Case Presentation:

23 y.o. female with no significant PMH presented to OSH ED 1 week post brown recluse spider bite. She had fever of 102.4 and was started on abx. Over the next several days, she developed AKI[creatinine:2] and severe hemolytic anemia with haptoglobin of <8 and hemoglobin[hb] of 3.6 [14 on admission] and was noted to have elevated bili of 16 (direct[9]and indirect[7]), DAT negative. CT abdomen with no hepatosplenomegaly. She got 3 units of PRBC but continued to have drop in hb.

On day 7, she was admitted to our hospital.

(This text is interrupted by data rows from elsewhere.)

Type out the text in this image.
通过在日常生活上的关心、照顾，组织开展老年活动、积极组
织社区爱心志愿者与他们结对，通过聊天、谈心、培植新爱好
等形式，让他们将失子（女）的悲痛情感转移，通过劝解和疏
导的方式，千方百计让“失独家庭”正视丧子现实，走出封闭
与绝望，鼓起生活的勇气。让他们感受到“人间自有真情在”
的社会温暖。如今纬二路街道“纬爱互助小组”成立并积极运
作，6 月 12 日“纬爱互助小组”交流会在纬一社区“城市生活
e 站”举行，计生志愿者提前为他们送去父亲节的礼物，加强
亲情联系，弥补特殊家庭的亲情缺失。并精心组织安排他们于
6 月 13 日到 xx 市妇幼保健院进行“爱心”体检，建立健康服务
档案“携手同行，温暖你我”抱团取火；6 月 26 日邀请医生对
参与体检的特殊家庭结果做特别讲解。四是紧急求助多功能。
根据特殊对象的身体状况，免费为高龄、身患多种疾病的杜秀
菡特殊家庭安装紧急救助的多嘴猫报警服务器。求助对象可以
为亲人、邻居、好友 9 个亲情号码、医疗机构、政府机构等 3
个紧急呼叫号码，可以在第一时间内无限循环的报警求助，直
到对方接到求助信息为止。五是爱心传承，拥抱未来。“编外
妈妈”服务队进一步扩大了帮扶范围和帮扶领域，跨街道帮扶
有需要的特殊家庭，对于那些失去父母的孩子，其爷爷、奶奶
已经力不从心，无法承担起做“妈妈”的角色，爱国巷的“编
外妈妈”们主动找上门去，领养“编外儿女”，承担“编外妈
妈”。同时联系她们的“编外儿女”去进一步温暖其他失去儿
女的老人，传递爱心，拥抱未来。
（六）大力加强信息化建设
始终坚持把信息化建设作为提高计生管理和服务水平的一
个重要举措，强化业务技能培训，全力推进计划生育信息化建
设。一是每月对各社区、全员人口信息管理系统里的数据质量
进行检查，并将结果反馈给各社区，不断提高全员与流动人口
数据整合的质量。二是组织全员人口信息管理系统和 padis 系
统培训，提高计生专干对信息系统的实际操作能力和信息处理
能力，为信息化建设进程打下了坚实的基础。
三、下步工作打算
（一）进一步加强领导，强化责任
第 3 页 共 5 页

On admission-BP: 107/57, Temp: 37 °C, HR: 109, RR: 16. Skin: 2 by 1 inch area of black eschar was noted.  Labs: hb-6.4, platelets-54, wbc-23.5, ANC-19.28, INR-1.4, APTT-normal, fibrinogen-95, d-dimer-15483, haptoglobin-normal, LDH-1410, Triglycerides[TG]-688, ferritin->15000. Peripheral smear showed 7 schistocytes/hpf, neutrophilia with L shift, monocytosis, normal platelet morphology. US Abdomen showed mild hepatomegaly and moderate splenomegaly. Bone marrow[BM] biopsy: Normocellular BM (70%) with increased megakaryopoiesis and 16% ring sideroblasts. There was no morphologic evidence of hemophagocytic syndrome on BM biopsy. Pt was given cryoprecipitate for low fibrinogen and was started on IV steroids for disseminated intravascular coagulopathy[DIC]/hemolysis mediated by toxin. She was switched to po prednisone 1 mg/kg after clinical improvement.

Discussion:

Loxoscelism is the term for the medical manifestations of bites by recluse spiders. Local findings range from red plaque, vesiculation to dark depressed center with subsequent eschar formation and ulceration. Systemic symptoms may appear several days after bite: Malaise, Nausea and vomiting, Fever, Myalgias. Rare complications include acute hemolytic anemia, DIC, rhabdomyolysis, myonecrosis, renal failure, coma, and death.

Hemophagocytic LymphoHistiocytosis[HLH]: Diagnosis is based on Molecular identification of an HLH-associated gene mutation OR Five of the following eight findings: Fever ≥38.5°C, Splenomegaly, Peripheral blood cytopenia-at least 2 out of 3[hb <9 g/dL; platelets <100K; ANC<1000/microL], fasting triglycerides >265 mg/dL and/or fibrinogen <150 mg/dL, Hemophagocytosis [BM, spleen, lymph node, or liver], Low or absent NK cell activity, Ferritin >500 ng/mL and Elevated soluble CD25.

Extremely high ferritin levels (>10,000 ng/mL) in the absence of genetic or transfusional iron overload may be found in juvenile idiopathic arthritis, adult onset Still’s disease, SLE and HLH. HLH should be an important part of the differential diagnosis when ferritin >10,000 is seen in an acutely ill child or adult.  

Our pt had most of the rare complications of Loxoscelism and also had 5 out of 8 findings of HLH including ferritin >15,000 but BM did not show hemophagocytosis and clinically pt improved without specific intervention.

Conclusions:

DIC can present as a late complication of Spider bite. In our case, HLH was high on differential given fever, splenomegaly, elevated Ferritin, TG and cytopenias. If present, HLH requires prompt recognition and treatment given associated high mortality.